Home News Penyaluran dana desa di Aceh capai 99,94 persen senilai Rp4,95 triliun
News

Penyaluran dana desa di Aceh capai 99,94 persen senilai Rp4,95 triliun

Share
Menyoal kutipan Rp3 juta per desa di Pidie Jaya dalih sosialisasi
Ilustrasi. Foto: Internet
Share

POPULARITAS.COM – Realisasi penyaluran dana desa di Aceh capai 99,94 persen atau setara dengan Rp4,95 triliun. Penggunaan anggaran sebesar itu, diperuntukkan bagi 6.497 gampong yang tersebar di seluruh kabupaten di provinsi ujung barat Sumatra tersebut.
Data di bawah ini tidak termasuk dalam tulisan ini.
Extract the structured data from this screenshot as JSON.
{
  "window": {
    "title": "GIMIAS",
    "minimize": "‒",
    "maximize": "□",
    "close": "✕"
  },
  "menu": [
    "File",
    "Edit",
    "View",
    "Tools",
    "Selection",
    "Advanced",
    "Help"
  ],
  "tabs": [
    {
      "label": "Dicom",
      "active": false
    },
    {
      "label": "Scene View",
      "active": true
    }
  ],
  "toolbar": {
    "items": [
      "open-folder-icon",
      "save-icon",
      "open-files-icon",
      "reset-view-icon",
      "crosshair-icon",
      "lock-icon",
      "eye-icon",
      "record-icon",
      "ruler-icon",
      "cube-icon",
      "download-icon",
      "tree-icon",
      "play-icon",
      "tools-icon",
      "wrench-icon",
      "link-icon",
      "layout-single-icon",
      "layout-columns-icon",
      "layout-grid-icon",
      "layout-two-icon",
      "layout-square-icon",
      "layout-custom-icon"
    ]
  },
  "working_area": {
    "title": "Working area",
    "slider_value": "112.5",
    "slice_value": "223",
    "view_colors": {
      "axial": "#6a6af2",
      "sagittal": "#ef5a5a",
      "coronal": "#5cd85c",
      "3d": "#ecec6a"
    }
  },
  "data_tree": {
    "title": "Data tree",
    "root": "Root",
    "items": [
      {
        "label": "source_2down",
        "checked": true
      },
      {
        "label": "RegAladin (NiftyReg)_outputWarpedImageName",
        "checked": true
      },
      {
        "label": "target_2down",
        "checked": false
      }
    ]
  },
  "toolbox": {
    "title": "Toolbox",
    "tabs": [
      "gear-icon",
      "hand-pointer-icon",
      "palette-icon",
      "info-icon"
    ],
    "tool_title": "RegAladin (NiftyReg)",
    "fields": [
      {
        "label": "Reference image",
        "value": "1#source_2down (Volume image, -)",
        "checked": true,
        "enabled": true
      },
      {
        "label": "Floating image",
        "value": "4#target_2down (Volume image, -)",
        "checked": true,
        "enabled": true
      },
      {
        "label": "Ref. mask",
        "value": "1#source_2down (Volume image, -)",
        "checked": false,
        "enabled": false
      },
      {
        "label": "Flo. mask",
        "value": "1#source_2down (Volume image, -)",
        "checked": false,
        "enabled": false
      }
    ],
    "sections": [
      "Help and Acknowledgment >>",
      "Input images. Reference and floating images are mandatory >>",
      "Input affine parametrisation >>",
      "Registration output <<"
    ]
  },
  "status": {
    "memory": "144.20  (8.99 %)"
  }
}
Hal tersebut disampaikan oleh Kepala Dinas Pemberdayaan Masyarakat Gampong (DPMG) Pemerintah Aceh, T Aznal Zahri dalam keterangannya, Jumat (27/12/2024) di Banda Aceh.

“Penyaluran Dana Desa Aceh 2024 sudah tuntas, sebesar Rp4,95 triliun. Kami ucapkan terima kasih atas kerja sama kepada pemerintah daerah atas capaian 99,94 persen ini,” katanya dikutip dari laman Antara.

Pada 2024, Aceh mendapat alokasi total Dana Desa sebesar Rp4,95 triliun, termasuk dana tambahan atau insentif Dana Desa. Anggaran tersebut diperuntukkan bagi 6.497 desa tersebar di seluruh daerah paling barat Indonesia itu.

Penyaluran Dana Desa dilakukan dalam dua bentuk, yakni penyaluran yang ditentukan penggunaan (earmark), yaitu untuk mendanai program BLT, ketahanan pangan dan hewani, pencegahan dan penurunan stunting.

Lalu, penyaluran Dana Desa yang tidak ditentukan penggunaannya (non earmark), yakni untuk mendanai program sektor prioritas di desa dan penyertaan modal pada Badan Usaha Milik Desa (BUMDes).

Aznal menjelaskan dari seluruh desa di Tanah Rencong, hanya tiga desa yang tidak dapat mencairkan Dana Desa 2024, yakni Desa Kambuek Payapi Kunyet, Kecamatan Padang Tiji dan Desa Kramat Dalam, Kecamatan Kota Sigli di Kabupaten Pidie.

Pemerintah kedua desa tersebut tidak dapat melakukan penetapan Anggaran Pendapatan Belanja Gampong (APBG) lantaran tidak adanya kesepakatan antara kepala desa dengan tuha peut atau aparatur gampong, sehingga tidak bisa mencairkan Dana Desa.

Satu desa lagi, lanjut Aznal, yakni Desa Rantau Pauh, Kecamatan Rantau, Aceh Tamiang yang juga tidak dapat cair Dana Desa 2024 karena masih dalam pemeriksaan oleh inspektorat, karena adanya penyelewengan Dana Desa tahun 2023.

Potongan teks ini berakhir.